All things big and small ...

Warning: Old Article!

This very old article is no longer relevant. If you’ve managed to find yourself here – you might rather look at our African Wildlife Care & Rehabilitation Projects, or start fresh from some more recent articles.

At Khulula Wild Care, you never know which animals you’ll find. The centre prides itself on taking in any animal that needs care and that can realistically be rehabilitated, so that it can one day live in a natural environment again. The last couple of weeks have seen some exciting new arrivals, as well as great progress by the animals already at the centre, so we’d like to share these furry, feathery, skinny, growling and chirping news with you:

Our sun conures

The friendly sun conures

You might have seen the earlier pictures of a bunch of scruffy but adorable looking little sun conures? This gaggle of little parrots have grown into beautiful adults! As they were hand reared they are very friendly, to say the least. Take a look for yourselves!

The cats

Teaching the cats to climb

Khulula is home to a couple of servals and a caracal. One of the advantages of working with the medium sized cats as opposed to the large cats, like lion and leopard, is that the animals can still be handled and interacted with even when adults. Our volunteers spend time with the cats every day, essentially enriching there life in temporary captivity. As part of the enrichment, the cats are encouraged to climb the trees.

Kevin the Ostrich

Kevin the Ostrich

Kevin was hand reared at Khulula and successfully released into the neighbouring reserve. He still has a fondness for the volunteers and vice versa, so he gets frequent visits!

Pumba the warthog

He might not be the prettiest animal at Khulula, but he has won everybody’s heart nonetheless. Pumba not only showers volunteers with kisses, but also joins them on all the sleep-outs – he usually does claim his own sleeping bag though.

Pumba the Warthog

Sky the vervet monkey

Sky came into the centre close to death after being hit by a car.

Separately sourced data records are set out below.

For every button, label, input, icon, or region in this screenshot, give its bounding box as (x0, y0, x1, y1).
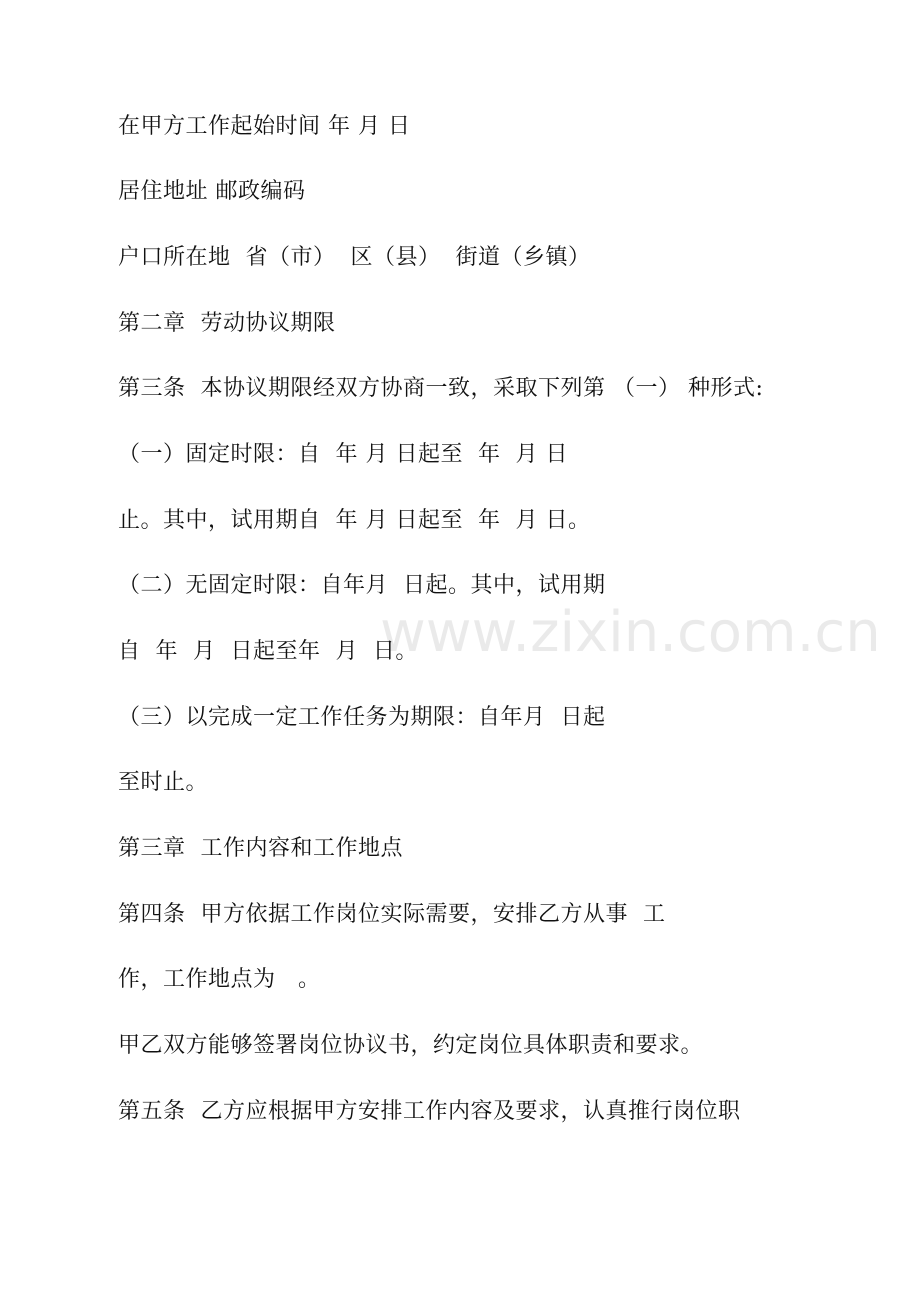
text-line: 在甲方工作起始时间 年 月 日 (118, 114, 411, 139)
text-line: 止。其中，试用期自 年 月 日起至 年 月 日。 (118, 508, 591, 533)
text-line: 第三条 本协议期限经双方协商一致，采取下列第 （一） 种形式: (118, 376, 764, 401)
text-line: 作，工作地点为 。 (118, 967, 321, 992)
chapter-heading: 第二章 劳动协议期限 (118, 311, 336, 336)
text-line: 自 年 月 日起至年 月 日。 (118, 639, 418, 664)
chapter-heading: 第三章 工作内容和工作地点 (118, 836, 403, 861)
text-line: （一）固定时限：自 年 月 日起至 年 月 日 (118, 442, 568, 467)
text-line: 户口所在地 省（市） 区（县） 街道（乡镇） (118, 245, 591, 270)
text-line: 第四条 甲方依据工作岗位实际需要，安排乙方从事 工 (118, 902, 666, 927)
text-line: 居住地址 邮政编码 (118, 179, 306, 204)
text-line: 第五条 乙方应根据甲方安排工作内容及要求，认真推行岗位职 (118, 1099, 741, 1124)
text-line: 甲乙双方能够签署岗位协议书，约定岗位具体职责和要求。 (118, 1033, 704, 1058)
text-line: 至时止。 (118, 770, 209, 795)
text-line: （三）以完成一定工作任务为期限：自年月 日起 (118, 705, 606, 730)
watermark: www.zixin.com.cn (380, 600, 881, 665)
text-line: （二）无固定时限：自年月 日起。其中，试用期 (118, 573, 606, 598)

His shoulder was fractured and he was in terrible pain. But thanks to the Khulula team and volunteers Sky has recovered amazingly.

Mutual grooming with Sky

Riley the bushbaby

Riley is a thick-tailed bushbaby. As they are the largest bush babies, they are a bit more confident, quite playful, and very, very curious! Read more about Riley and the delicate process of hand rearing a bushbaby.

Riley the Bushbaby


Unfortunately many people take a mongoose as a pet, only to find out that they can be quite a handful to handle, and then abandon them. Mongoose need lots of room to roam, play and run: Early morning walks at Khulula are a real sight to behold! Try and visualise a group of groggy volunteers with a couple of servals and a caracal with a mongoose in tow heading into the bush to go and visit an ostrich.